Antigone
Jean Anouilh
1944
Langue originale: Français
Genre: Théâtre
Réécriture moderne de la tragédie antique de Sophocle.
Antigone est la fille d’Œdipe et de Jocaste, souverains de Thèbes. Après la disparition de ses deux parents, les deux frères d’Antigone — Éteocle et Polynice — se sont entretués pour le trône. Créon, oncle d’Antigone, devient roi et décide de n’offrir de sépulture qu’à Éteocle, et non à Polynice, qu’il qualifie de traître. Il avertit par un édit que quiconque osera enterrer le corps du malfrat sera puni de mort. Personne n'ose braver l'interdit et le cadavre de Polynice est abandonné au soleil, à la merci des charognards.
Seule Antigone refuse cette situation. Malgré l'interdiction de son oncle, elle se rend plusieurs fois auprès du corps de son frère et tente de le recouvrir de terre.
Antigone est prise sur le fait par les gardes du roi. Créon est obligé d'appliquer la sentence de mort. Après un long débat avec son oncle sur le but de l'existence, celle-ci est condamnée à être enterrée vivante. Mais au moment où le tombeau va être scellé, Créon apprend que son fils, Hémon, fiancé d'Antigone, s'est laissé enfermer auprès de celle qu'il aime. Lorsque l'on rouvre le tombeau, Antigone s'est pendue avec sa ceinture et Hémon, crachant au visage de son père, s'ouvre le ventre avec son épée.
Voilà. Ces personnages vont vous jouer l'histoire d'Antigone.
Antigone, c'est la petite maigre qui est assise là-bas,
et qui ne dit rien. Elle regarde droit devant elle. Elle pense.
Elle pense qu'elle va être Antigone tout à l'heure,
qu'elle va surgir soudain de la maigre jeune fille noiraude er renfermée
que personne ne prenait au sérieux dans la famille
et se dresser seule en face du monde,
seule en face de Créon, son oncle, qui est le roi.
Elle pense qu'elle va mourir,
qu'elle est jeune et qu'elle aussi, elle aurait bien aimé vivre.
Mais il n'y a rien à faire. Elle s'appelle Antigone
et il va falloir qu'elle joue son rôle jusqu'au bout…

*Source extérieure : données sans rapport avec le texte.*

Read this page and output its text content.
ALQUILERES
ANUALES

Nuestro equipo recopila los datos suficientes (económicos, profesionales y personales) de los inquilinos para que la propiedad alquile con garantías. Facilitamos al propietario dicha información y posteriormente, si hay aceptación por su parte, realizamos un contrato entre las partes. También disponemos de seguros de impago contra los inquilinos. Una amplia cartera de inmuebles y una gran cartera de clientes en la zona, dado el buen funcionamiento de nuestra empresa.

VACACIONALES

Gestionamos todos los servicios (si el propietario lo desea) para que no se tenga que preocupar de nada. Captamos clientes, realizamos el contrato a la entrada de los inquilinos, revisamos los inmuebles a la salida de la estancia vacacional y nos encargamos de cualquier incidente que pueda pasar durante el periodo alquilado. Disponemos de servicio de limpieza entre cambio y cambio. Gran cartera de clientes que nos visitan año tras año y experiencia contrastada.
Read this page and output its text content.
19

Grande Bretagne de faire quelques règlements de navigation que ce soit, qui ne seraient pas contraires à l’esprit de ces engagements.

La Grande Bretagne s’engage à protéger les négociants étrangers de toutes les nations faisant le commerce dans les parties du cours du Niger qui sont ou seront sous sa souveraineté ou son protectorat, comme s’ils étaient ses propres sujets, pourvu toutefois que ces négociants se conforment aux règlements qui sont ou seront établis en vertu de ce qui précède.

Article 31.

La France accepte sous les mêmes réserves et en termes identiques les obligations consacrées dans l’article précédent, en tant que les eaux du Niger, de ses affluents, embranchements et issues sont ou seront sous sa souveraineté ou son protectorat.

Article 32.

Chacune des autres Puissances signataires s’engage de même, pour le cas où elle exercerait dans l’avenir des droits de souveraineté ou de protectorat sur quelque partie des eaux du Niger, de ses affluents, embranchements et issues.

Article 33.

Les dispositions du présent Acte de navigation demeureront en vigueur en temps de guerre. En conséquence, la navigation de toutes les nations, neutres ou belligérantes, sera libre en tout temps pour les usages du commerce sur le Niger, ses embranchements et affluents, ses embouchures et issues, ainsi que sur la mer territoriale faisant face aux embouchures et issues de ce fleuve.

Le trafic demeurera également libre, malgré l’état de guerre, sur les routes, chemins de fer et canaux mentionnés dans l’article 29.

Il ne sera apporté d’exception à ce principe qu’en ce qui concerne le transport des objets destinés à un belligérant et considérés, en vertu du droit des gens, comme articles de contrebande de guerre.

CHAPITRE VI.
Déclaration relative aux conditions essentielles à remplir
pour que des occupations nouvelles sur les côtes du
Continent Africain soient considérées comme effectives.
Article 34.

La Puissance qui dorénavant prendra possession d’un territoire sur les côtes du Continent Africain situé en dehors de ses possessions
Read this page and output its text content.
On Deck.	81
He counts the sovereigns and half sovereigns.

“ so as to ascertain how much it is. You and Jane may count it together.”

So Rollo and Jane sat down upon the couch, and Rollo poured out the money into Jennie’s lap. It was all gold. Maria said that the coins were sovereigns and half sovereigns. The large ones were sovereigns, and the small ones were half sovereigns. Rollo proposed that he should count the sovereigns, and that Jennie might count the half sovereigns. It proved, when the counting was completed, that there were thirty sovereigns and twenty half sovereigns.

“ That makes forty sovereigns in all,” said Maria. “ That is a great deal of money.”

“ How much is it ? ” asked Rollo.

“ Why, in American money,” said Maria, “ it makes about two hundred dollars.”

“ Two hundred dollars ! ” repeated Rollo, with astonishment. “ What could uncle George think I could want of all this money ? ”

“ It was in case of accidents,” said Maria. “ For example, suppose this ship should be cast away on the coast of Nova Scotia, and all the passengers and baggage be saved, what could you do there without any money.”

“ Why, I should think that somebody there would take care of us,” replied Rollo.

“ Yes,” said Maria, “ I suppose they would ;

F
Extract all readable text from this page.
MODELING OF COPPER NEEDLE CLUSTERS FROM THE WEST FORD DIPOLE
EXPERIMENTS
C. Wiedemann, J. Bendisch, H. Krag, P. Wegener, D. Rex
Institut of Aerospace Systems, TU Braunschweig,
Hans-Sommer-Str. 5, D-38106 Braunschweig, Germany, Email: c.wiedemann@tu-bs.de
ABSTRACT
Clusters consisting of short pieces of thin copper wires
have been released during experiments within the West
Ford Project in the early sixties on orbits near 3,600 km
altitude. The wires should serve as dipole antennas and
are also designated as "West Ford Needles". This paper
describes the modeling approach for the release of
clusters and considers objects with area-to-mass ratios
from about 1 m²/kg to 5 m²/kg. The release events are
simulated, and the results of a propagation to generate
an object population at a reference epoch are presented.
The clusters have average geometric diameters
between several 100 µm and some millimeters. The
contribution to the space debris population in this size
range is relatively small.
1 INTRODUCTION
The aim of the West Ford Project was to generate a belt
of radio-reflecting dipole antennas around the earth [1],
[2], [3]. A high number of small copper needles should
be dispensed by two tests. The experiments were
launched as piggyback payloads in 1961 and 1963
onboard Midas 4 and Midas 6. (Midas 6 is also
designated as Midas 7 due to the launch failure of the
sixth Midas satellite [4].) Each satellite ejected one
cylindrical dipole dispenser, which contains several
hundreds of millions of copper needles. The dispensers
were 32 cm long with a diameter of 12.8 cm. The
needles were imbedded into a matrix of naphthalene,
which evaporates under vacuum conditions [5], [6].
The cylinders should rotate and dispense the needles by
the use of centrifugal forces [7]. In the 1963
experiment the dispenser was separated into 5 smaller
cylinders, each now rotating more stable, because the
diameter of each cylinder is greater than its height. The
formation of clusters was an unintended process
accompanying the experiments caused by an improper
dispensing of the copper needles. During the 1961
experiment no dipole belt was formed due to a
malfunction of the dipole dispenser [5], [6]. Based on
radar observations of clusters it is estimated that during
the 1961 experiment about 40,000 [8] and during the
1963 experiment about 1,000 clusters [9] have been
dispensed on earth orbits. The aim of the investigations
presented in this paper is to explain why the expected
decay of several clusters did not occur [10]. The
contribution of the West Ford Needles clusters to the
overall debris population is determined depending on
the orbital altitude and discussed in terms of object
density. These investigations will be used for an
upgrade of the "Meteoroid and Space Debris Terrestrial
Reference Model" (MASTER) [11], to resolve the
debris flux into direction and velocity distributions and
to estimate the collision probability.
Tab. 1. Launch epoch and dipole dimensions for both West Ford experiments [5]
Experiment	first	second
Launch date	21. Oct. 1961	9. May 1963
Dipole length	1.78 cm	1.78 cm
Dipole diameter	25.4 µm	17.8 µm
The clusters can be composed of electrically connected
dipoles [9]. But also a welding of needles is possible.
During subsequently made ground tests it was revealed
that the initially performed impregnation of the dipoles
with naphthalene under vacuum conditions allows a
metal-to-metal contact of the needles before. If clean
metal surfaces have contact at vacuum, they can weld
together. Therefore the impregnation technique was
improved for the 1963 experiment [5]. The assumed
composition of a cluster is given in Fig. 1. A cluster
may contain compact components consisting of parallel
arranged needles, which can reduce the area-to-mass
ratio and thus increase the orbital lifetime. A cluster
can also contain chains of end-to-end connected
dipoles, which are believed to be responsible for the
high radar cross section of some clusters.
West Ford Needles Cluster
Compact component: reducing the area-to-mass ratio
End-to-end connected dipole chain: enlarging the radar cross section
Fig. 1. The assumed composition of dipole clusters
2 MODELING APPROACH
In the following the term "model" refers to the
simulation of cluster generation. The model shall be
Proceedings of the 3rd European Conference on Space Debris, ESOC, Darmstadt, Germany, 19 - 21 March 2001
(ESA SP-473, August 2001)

ISMENE (Sœur d’Antigone. Par peur, elle refuse de la suivre pour enterrer leur frère)
Tu n'as donc pas envie de vivre, toi?
ANTIGONE
Pas envie de vivre... Qui se levait la première, le matin, rien que pour sentir l'air froid sur sa peau nue? Qui se couchait la dernière seulement quand elle n'en pouvait plus de fatigue, pour vivre encore un peu de la nuit? Qui pleurait déjà toute petite, en pensant qu'il y avait tant de petites bêtes, tant de brins d'herbe dans le pré et qu'on ne pouvait pas tous les prendre?
CRÉON : La vie, ce n'est peut-être tout de même que le bonheur.
ANTIGONE : Le bonheur...
CRÉON : Un pauvre mot, hein?
ANTIGONE : Quel sera-t-il, mon bonheur?
Quelle femme heureuse
deviendra-t-elle, la petite Antigone?
Quelles pauvretés faudra-t-il qu'elle fasse elle aussi,
jour par jour, pour arracher avec ses dents
son petit lambeau de bonheur?
Dites, à qui devra-t-elle mentir, à qui sourire,
à qui se vendre?
Qui devra-t-elle laisser mourir en détournant le regard?